Apparently the Boundary missed a beat, because two of Oregon’s major newspapers have scooped it on the Alice Dale rumor. Since her potential candidacy was posted here earlier, so, too, shall it die here.
From the Salem Statesman-Journal‘s Steve Law:
Dale cited personal reasons, noting that a rigorous statewide campaign would leave too little time with her 12-year-old son.
“You have to be in all parts of the state on a regular basis,” Dale said. “While I was exploring it, I went through a period of 10 days where I was home just one evening.”
Of course, family reasons are a mitigating factor in allowing one to run for office. It’s also a factor for current elected officials choosing to
resign retire, including Rep. Wayne Scott, who, thanks to the power of his family will soon stop his reign of terror on Oregon.
As stated earlier at the Boundary, Dale’s candidacy seemed like a reaction to Rep. Greg Macpherson’s entry into the race. Dale, the former leader of SEIU 503 and current leader of SEIU 49, had apparently been recruited by union leaders upset with Macpherson’s role in the 2003 reform of Oregon’s Public Employee Retirement System (PERS).

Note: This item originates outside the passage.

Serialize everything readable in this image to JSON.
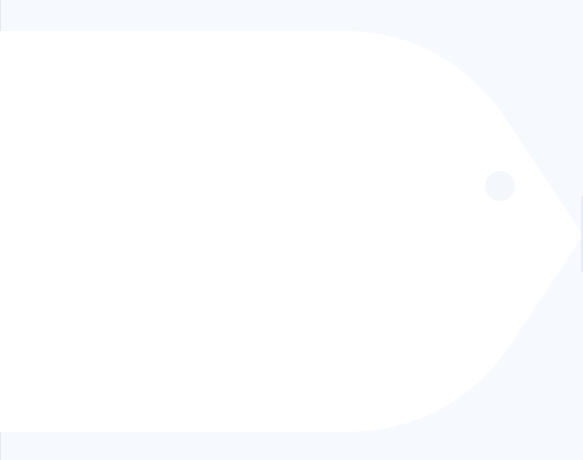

Steve Law caught on to this too:
Fellow labor leaders had urged Dale to run, she said. Some of them still are angry at Macpherson for promoting Public Employee Retirement System reforms in the 2003 legislative session.
Dale is the former executive director of Local 503 of Service Employees International Union, the largest state-workers union.

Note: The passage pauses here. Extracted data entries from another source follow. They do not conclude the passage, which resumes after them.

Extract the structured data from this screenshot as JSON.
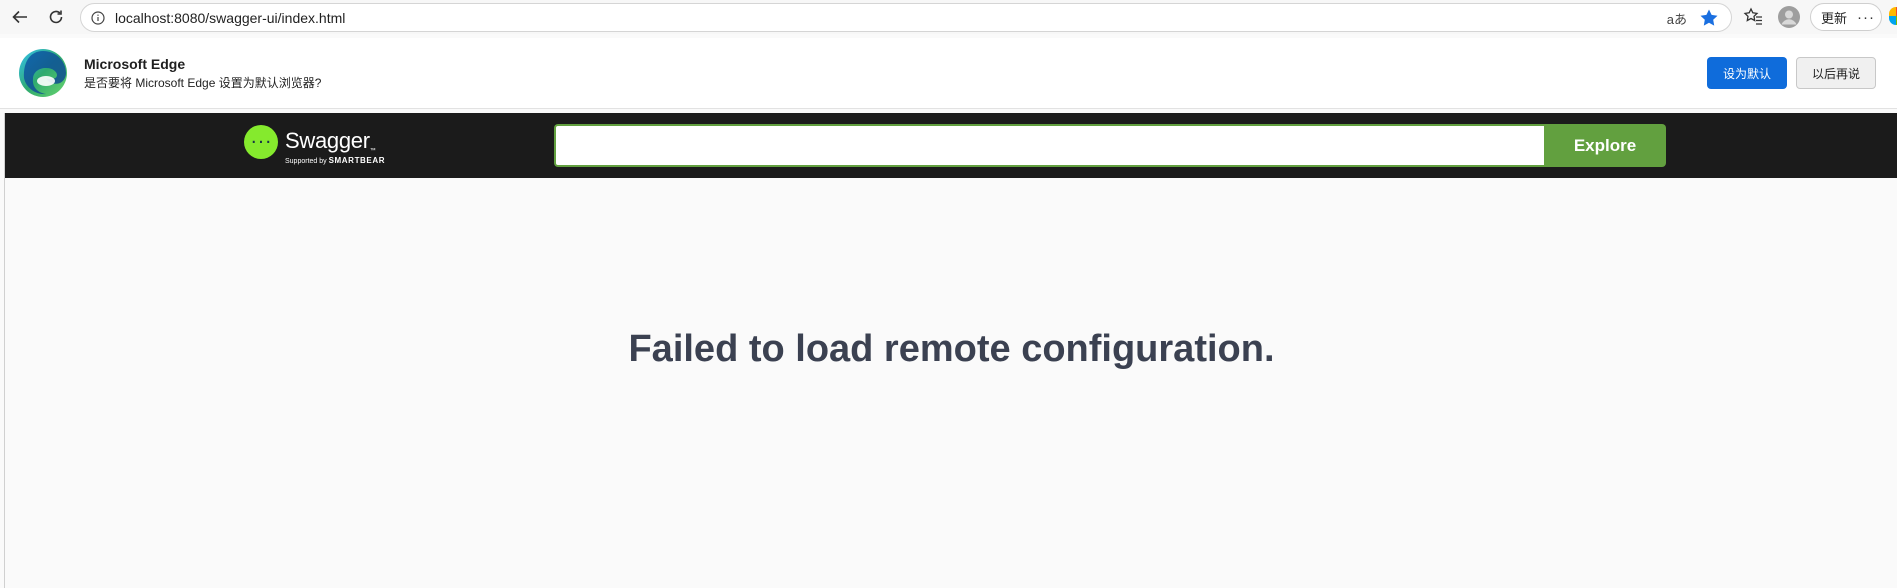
{
  "browser": {
    "url": "localhost:8080/swagger-ui/index.html",
    "read_aloud_label": "aあ",
    "update_label": "更新",
    "more_label": "···"
  },
  "infobar": {
    "title": "Microsoft Edge",
    "message": "是否要将 Microsoft Edge 设置为默认浏览器?",
    "set_default_label": "设为默认",
    "later_label": "以后再说"
  },
  "swagger": {
    "logo_text": "Swagger",
    "logo_tm": "™",
    "supported_by": "Supported by",
    "smartbear": "SMARTBEAR",
    "spec_input_value": "",
    "explore_label": "Explore",
    "error_message": "Failed to load remote configuration."
  },
  "colors": {
    "swagger_topbar": "#1b1b1b",
    "swagger_green": "#62a03f",
    "swagger_logo_green": "#85ea2d",
    "edge_primary": "#0f6cdb",
    "error_text": "#3b4151"
  }
}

She currently is president of SEIU Local 49, a smaller affiliate in the Portland area that represents health systems and property services workers.
This may make Macpherson’s opponent, law professor John Kroger, ripe for union endorsements in the primary. And those endorsements could very well tip the scales in what promises to be a close race. The Oregon Political Staffer straw poll at this month’s Oregon Summit showed Macpherson with a narrow 76 to 73 lead over Kroger. But one should not go as far as to say that Kroger has the labor movement all sewn up–Macpherson, aside from the 2003 PERS legislation, had a pretty solid legislative record. He earned the AFSCME endorsement for 2006 and an A/B+ rating from SEIU 503 for the 2005 session.
While the Secretary of State race might turn out to be a dull primary, what with Sen. Kate Brown’s huge advantage in money and endorsements, the Attorney General’s race could be a real barnburner.